Wisdom 7:7-14 / Luke 12:35-40
We are often, and rightly, suspicious when something of value comes to us too easily. We know ourselves too well, and we know that whatever we have most wanted and whatever has been most for our good has been had not without a good deal of effort, struggle, or cost. To be sure, it was a cost happily paid, a struggle gladly engaged, and effort willingly made. Even so, we assert that good things come at a cost, and so whatever comes quickly and with ease is more than likely ill gotten.
This is why, no doubt, we can find ourselves resenting those who receive great and wonderful things not by lengthy trial or by years of tiresome service, but merely by the asking. All that time, all those sacrifices, and we still produce at best mediocre work, when at the same time others are, so far as we can see, the recipients of blessings well out of proportion to their merits. However, then we hear about King Solomon and his gift of wisdom. Ironically, while the aged Solomon was notable for his folly, it was this great king in his youth to whom the riches of divine wisdom were laid bare. That is, Solomon's wisdom, his intuitive grasp of the divine pattern in all things and how each thing, both in general and in its particulars, related to everything else and to God, came merely by the asking: I wished, and understanding was given me; and I called, and the spirit of wisdom came upon me.

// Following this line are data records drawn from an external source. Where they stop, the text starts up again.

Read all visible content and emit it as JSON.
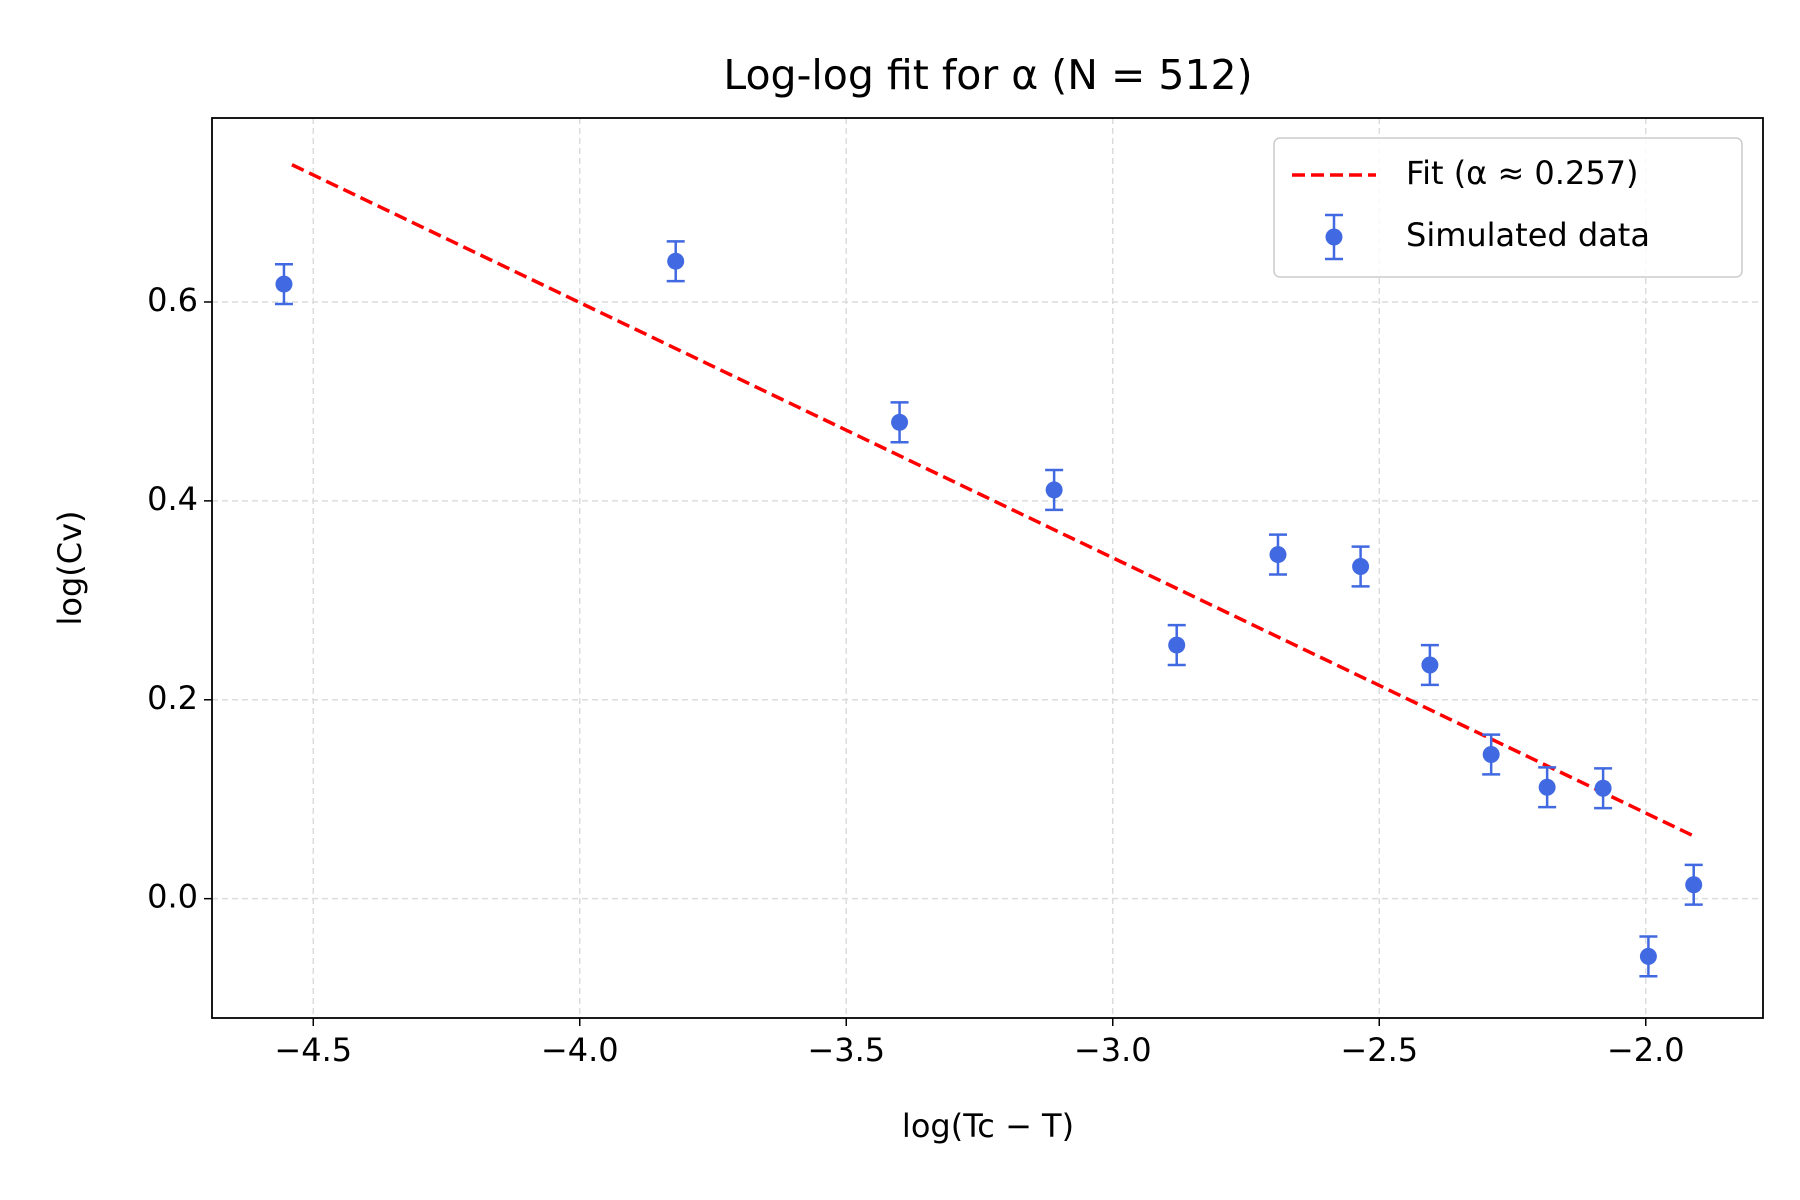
{
  "chart_data": {
    "type": "scatter",
    "title": "Log-log fit for α (N = 512)",
    "xlabel": "log(Tc − T)",
    "ylabel": "log(Cv)",
    "xlim": [
      -4.69,
      -1.78
    ],
    "ylim": [
      -0.12,
      0.785
    ],
    "xticks": [
      {
        "value": -4.5,
        "label": "−4.5"
      },
      {
        "value": -4.0,
        "label": "−4.0"
      },
      {
        "value": -3.5,
        "label": "−3.5"
      },
      {
        "value": -3.0,
        "label": "−3.0"
      },
      {
        "value": -2.5,
        "label": "−2.5"
      },
      {
        "value": -2.0,
        "label": "−2.0"
      }
    ],
    "yticks": [
      {
        "value": 0,
        "label": "0.0"
      },
      0.2,
      0.4,
      0.6
    ],
    "grid": true,
    "legend": "upper right",
    "series": [
      {
        "name": "Fit (α ≈ 0.257)",
        "color": "#ff0000",
        "style": "dashed",
        "x": [
          -4.54,
          -1.91
        ],
        "values": [
          0.738,
          0.063
        ]
      },
      {
        "name": "Simulated data",
        "color": "#4169e1",
        "style": "errorbar",
        "x": [
          -4.555,
          -3.82,
          -3.4,
          -3.11,
          -2.88,
          -2.69,
          -2.535,
          -2.405,
          -2.29,
          -2.185,
          -2.08,
          -1.995,
          -1.91
        ],
        "values": [
          0.618,
          0.641,
          0.479,
          0.411,
          0.255,
          0.346,
          0.334,
          0.235,
          0.145,
          0.112,
          0.111,
          -0.058,
          0.014
        ],
        "errors": [
          0.02,
          0.02,
          0.02,
          0.02,
          0.02,
          0.02,
          0.02,
          0.02,
          0.02,
          0.02,
          0.02,
          0.02,
          0.02
        ]
      }
    ]
  }
}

While we may grit our teeth in envy, waiting hopefully that such as receive good and great things easily will have their reward in a well-earned fall from grace, we are in no way to be commended for these sentiments, rather this sin of envy. The Gospel, after all, is not about the vindication of injured right, nor about the reward of lengthy work and tireless service. The Good News of Jesus Christ is rather about God's calling back all of the sons and daughters of Adam and Eve to share in the divine life. To see anyone depart from a life of sorrow or darkness and embrace Jesus Christ ought for those in the faith to be only a cause for joy.
So, if we have labored long and hard to serve God and keep his commandments, only to see others who labor far less enjoy a much grander and more manifest consolation from God, this too ought to be for us a reason not for resentment, but for delight. Our keeping of God's commandments, our being asked to keep faithful vigil through the first, second, even into the third watch of the night, was never meant to be a way to curry God's favor or to win points with the Almighty. We keep faithful vigil rather because of love, because the beloved delights to do the will of her Lover.
It is, as St Philip Neri reminds us, far easier for a joyful heart to be made perfect than for a downcast one. This is why our response to goodness anywhere ought to be joy, why God may well pass over giving us consolation for our labors. What Philip Neri knew, what he tried to encourage in his fellow priests in the Oratory, and what he teaches us, is that our very service, our being able to be of good use in good cheer to the beloved poor of God is, for those made alive in the risen Christ, itself the very cause of our joy. We are to run God's commandments, when He does enlarge our hearts, rather than follow his path in the hope of a solemn recognition for the good we have done.
The sole prayer we should have, the sole consolation we ought to seek, is the sort that enjoys at one and the same time, the Gift, the Giver, and all those whom the Giver loves. It is the consolation which we gain when we pray together with Philip Neri: O my God, my love! Thou art mine and I am wholly thine. O most adorable God! Thou who hast commanded that I should love Thee; why hast thou given me only one and so narrow a heart?